"The World Until Yesterday" is Jared Diamond's third book in the trilogy that includes "Guns, Germs, and Steel" and "Collapse", both of which which I enjoyed slightly more than this latest one.
The TL;DR summary is that human civilization is only about 10,000 years old, but humanity itself was thriving nicely for several million years before that in a very different world, one without governments, without literacy, without obesity. And he thinks modern humans can learn something from our former way of life, which he explains by looking at modern primitive societies like those of Papua New Guinea, whose people were still using stone tools and living in complete isolation from the rest of humanity in 1930 but today have internet and airports.
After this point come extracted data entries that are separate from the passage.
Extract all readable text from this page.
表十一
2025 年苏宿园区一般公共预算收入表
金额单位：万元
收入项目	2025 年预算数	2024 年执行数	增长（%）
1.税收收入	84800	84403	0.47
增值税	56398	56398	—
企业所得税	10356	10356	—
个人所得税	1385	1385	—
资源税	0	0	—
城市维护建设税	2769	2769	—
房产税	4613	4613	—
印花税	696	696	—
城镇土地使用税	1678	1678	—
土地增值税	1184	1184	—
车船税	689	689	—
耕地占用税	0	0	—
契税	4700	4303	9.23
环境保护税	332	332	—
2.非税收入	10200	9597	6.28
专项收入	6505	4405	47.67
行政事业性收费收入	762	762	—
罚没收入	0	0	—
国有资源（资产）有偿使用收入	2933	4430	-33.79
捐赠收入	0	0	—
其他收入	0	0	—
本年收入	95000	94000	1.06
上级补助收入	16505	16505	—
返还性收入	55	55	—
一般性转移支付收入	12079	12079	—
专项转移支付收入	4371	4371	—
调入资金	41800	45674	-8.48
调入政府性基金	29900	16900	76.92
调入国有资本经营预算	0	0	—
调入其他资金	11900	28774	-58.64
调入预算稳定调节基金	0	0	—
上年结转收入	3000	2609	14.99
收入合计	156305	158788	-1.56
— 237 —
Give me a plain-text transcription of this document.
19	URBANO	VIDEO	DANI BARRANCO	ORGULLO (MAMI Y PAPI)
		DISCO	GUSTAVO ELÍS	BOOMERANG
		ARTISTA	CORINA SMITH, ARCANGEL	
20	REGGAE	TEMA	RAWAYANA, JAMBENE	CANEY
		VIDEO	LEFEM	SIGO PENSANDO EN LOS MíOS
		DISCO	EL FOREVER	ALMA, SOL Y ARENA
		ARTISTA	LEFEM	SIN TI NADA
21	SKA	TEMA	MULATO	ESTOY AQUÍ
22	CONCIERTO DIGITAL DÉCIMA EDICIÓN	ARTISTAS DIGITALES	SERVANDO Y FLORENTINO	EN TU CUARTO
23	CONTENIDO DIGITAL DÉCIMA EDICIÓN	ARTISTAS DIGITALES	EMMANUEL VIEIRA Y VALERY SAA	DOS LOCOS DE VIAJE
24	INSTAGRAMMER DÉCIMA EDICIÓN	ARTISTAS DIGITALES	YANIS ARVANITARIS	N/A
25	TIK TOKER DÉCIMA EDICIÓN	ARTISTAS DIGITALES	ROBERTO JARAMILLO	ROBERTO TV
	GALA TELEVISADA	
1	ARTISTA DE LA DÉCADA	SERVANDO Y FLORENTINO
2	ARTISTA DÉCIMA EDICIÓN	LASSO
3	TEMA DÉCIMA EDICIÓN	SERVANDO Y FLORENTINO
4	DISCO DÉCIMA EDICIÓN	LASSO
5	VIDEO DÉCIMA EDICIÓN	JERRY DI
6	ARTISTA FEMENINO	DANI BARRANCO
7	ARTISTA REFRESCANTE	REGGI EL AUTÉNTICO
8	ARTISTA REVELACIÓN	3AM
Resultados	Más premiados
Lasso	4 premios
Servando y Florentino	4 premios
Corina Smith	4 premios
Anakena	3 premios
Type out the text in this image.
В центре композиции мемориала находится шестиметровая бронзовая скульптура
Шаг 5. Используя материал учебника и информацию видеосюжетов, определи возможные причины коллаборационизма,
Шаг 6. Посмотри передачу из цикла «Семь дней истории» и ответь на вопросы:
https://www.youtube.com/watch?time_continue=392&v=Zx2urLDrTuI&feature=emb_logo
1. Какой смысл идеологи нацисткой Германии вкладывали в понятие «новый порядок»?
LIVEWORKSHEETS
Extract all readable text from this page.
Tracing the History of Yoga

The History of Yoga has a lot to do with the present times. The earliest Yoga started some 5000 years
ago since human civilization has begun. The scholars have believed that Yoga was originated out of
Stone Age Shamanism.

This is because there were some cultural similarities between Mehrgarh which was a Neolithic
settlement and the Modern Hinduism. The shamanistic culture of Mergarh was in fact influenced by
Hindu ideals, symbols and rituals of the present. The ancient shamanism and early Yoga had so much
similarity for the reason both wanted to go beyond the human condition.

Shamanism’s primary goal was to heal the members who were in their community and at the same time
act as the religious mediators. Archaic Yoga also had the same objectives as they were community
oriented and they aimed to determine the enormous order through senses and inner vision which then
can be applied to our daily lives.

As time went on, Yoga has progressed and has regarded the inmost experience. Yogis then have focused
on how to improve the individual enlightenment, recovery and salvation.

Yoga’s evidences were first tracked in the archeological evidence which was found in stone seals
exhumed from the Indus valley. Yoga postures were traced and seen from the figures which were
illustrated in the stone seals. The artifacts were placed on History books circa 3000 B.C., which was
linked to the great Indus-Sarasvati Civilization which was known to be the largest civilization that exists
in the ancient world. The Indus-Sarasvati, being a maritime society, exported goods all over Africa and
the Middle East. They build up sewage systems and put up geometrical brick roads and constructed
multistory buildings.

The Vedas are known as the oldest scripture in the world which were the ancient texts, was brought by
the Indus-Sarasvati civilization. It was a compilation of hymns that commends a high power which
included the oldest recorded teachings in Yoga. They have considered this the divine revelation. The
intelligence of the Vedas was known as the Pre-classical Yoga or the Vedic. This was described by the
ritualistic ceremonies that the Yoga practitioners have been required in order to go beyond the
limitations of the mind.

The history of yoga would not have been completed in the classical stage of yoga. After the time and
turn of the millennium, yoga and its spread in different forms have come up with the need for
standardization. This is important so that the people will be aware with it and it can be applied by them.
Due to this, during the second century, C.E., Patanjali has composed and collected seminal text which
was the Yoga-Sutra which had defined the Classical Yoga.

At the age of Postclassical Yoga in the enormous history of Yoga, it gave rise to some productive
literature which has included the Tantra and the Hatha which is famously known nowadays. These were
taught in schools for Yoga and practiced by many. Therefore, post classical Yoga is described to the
He acknowledges that the lifestyles of these tribes are in some ways brutal. They are more vulnerable to sickness and violence than modern city dwellers, for example, but on the other hand they have never heard of diabetes or heart disease. They just don't get fat. I thought that the the MMM forum's strong paleo crowd might appreciate his discussion of why that is. (Hint: you won't be surprised to learn that modern humans eat a lot of things our bodies don't want.)
He also talks about the way these societies treat their elderly, how they raise their children, how they settle disputes, and how they wage wars. In most cases, he thinks primitive societies do these things better than modern societies.
The first book in the triology was about why European civilization grew to colonize the world, rather than Africans or Native Americans. The second was about how major civilizations of the past have failed and disappeared. This one is about how civilizations change over time, for better or worse, when they grow enough to support bureaucrats and politicians. As such, I think it has slightly less sweeping conclusions. The first two books say something important about humanity, and will change the way you see the world. The third is an interesting afterthought, but not quite so life changing.